# Goldfish Crackers



## SamuelMerrin (Jun 5, 2008)

GOLDFISH CRACKERS

By Samuel Merrin

I eat them in quantities upwards of three at a time. The crunch of a single cheddar goldfish is hollow and empty, with little substance to merit the act of chewing. Three or four are a good amount. Five would be gluttonous.

I wonder who makes the eyes. Are they made with small sewing needles? Because I have always imagined that grandmothers with small sewing needles poke out the eyes. The rest of the goldfish creation process may well be automated, with stainless steel mold presses and expertly-fashioned conveyor belts. But, in the deepest part of soul, I know there is a room full of grandmothers with sewing needles paid a just wage to grant sight to billions of orange crackers.

I was drinking water while I ate the crackers, which depressed me because I realized that goldfish are but a sad imitation, incapable of reenacting the very essence of their shimmering, nautical muse. Pepperidge Farm Goldfish can't swim. They get soggy and disintegrate in water. Water is an anathema to them rather than a lifeblood.

I must admit that I make this statement entirely without regard for the scientific method. Instinct tells me that they will float.
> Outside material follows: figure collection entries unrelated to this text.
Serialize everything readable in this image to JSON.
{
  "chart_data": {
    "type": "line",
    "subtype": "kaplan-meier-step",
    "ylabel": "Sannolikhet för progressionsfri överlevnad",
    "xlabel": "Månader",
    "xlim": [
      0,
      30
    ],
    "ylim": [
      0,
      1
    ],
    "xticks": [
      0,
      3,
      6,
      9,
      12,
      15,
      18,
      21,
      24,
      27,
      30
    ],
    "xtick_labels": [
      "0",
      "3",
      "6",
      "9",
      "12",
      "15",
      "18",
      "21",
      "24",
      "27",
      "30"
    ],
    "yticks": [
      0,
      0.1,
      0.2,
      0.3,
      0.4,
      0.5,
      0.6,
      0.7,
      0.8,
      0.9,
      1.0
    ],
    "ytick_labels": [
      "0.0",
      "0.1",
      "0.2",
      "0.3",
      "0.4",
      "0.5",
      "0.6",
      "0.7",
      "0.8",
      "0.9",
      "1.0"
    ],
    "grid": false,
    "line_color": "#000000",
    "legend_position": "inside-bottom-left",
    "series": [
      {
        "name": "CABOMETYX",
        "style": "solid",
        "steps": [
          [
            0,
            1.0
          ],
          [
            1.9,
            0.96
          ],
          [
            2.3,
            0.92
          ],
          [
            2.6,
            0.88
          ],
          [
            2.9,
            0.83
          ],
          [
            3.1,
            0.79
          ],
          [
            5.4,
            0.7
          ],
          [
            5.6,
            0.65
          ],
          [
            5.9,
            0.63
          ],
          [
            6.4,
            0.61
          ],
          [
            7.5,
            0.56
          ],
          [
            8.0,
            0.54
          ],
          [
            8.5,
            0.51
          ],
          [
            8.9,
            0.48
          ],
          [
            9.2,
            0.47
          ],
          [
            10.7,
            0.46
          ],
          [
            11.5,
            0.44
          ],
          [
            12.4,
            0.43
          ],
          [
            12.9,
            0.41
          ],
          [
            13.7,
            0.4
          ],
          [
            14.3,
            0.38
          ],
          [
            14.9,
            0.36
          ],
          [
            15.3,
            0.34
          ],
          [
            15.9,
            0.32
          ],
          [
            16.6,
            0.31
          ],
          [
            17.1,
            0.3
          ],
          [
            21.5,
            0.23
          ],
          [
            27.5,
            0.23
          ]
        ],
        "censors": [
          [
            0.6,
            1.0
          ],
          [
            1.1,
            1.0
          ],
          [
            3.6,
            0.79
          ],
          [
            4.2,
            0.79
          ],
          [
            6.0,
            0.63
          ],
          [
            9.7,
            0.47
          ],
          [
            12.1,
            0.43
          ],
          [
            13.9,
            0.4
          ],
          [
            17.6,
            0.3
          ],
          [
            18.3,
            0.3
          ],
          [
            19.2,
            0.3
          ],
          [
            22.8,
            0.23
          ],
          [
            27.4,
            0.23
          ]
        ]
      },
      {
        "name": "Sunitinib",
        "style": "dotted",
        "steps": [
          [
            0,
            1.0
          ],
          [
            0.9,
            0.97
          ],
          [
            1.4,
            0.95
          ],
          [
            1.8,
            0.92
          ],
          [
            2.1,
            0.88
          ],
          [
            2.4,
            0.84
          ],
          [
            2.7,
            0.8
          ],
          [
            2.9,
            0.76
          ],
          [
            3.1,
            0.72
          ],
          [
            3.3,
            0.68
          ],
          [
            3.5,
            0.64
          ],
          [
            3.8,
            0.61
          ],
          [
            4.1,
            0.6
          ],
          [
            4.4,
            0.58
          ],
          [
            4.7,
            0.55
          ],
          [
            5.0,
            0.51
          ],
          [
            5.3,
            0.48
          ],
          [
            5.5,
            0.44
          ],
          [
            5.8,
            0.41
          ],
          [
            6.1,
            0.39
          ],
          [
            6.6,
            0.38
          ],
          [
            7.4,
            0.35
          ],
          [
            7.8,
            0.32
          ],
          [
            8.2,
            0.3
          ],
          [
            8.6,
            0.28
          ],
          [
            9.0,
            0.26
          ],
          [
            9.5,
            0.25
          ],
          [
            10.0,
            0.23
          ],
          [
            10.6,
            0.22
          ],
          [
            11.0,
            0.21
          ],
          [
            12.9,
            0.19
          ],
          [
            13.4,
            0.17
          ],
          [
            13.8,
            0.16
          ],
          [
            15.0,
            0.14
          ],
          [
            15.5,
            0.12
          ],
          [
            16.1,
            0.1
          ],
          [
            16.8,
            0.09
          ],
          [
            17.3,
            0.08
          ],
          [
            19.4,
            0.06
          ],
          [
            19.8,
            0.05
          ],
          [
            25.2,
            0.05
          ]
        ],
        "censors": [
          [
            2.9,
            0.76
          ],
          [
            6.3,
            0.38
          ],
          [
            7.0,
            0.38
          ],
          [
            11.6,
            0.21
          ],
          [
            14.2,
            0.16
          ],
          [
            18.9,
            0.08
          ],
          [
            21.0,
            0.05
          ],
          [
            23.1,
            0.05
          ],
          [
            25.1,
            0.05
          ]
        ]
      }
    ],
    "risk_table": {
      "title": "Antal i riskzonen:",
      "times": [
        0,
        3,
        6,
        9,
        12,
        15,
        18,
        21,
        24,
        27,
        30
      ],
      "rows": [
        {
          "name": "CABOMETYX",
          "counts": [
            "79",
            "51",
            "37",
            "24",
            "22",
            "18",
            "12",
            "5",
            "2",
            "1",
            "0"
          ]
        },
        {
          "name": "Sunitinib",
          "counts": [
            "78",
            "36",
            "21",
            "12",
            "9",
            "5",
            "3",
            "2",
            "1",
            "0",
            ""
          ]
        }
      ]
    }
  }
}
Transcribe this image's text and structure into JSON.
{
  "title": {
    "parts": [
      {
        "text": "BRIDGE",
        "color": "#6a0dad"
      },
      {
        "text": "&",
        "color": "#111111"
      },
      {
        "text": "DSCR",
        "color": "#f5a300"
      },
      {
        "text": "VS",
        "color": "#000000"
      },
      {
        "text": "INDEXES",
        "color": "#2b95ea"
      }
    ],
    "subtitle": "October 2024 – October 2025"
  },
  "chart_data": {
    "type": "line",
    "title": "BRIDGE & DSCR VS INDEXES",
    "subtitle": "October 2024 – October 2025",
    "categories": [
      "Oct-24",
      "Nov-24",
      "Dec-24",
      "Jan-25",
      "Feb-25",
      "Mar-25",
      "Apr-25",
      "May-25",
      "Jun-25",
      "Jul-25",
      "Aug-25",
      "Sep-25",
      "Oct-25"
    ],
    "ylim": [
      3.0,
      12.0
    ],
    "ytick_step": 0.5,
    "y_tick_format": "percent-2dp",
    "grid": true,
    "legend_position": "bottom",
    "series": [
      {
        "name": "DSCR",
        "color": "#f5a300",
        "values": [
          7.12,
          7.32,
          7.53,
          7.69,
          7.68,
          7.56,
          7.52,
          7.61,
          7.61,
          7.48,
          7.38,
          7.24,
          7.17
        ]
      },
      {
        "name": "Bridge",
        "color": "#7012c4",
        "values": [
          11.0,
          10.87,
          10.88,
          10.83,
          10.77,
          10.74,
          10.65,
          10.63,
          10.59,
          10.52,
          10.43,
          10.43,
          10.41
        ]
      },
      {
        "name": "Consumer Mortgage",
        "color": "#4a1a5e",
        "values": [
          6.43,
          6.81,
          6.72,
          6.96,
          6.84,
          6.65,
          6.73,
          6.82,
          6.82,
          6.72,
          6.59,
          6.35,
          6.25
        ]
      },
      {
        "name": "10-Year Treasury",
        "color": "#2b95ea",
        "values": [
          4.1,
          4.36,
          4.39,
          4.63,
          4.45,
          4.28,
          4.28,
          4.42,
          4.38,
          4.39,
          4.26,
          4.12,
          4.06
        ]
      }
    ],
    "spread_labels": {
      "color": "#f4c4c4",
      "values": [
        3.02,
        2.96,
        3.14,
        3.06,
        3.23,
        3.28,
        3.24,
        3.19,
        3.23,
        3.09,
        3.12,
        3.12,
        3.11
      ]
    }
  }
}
But I am unwilling to test this experiment because doing so would mean wasting not only goldfish crackers but my glass of water, which I have gone to great lengths to commandeer.

I wonder, briefly, if this kind of general malaise is why science has not yet brought us evidence of life on other planets.

I have reason to believe there might be goldfish crackers on the one of Saturn's moons.


----------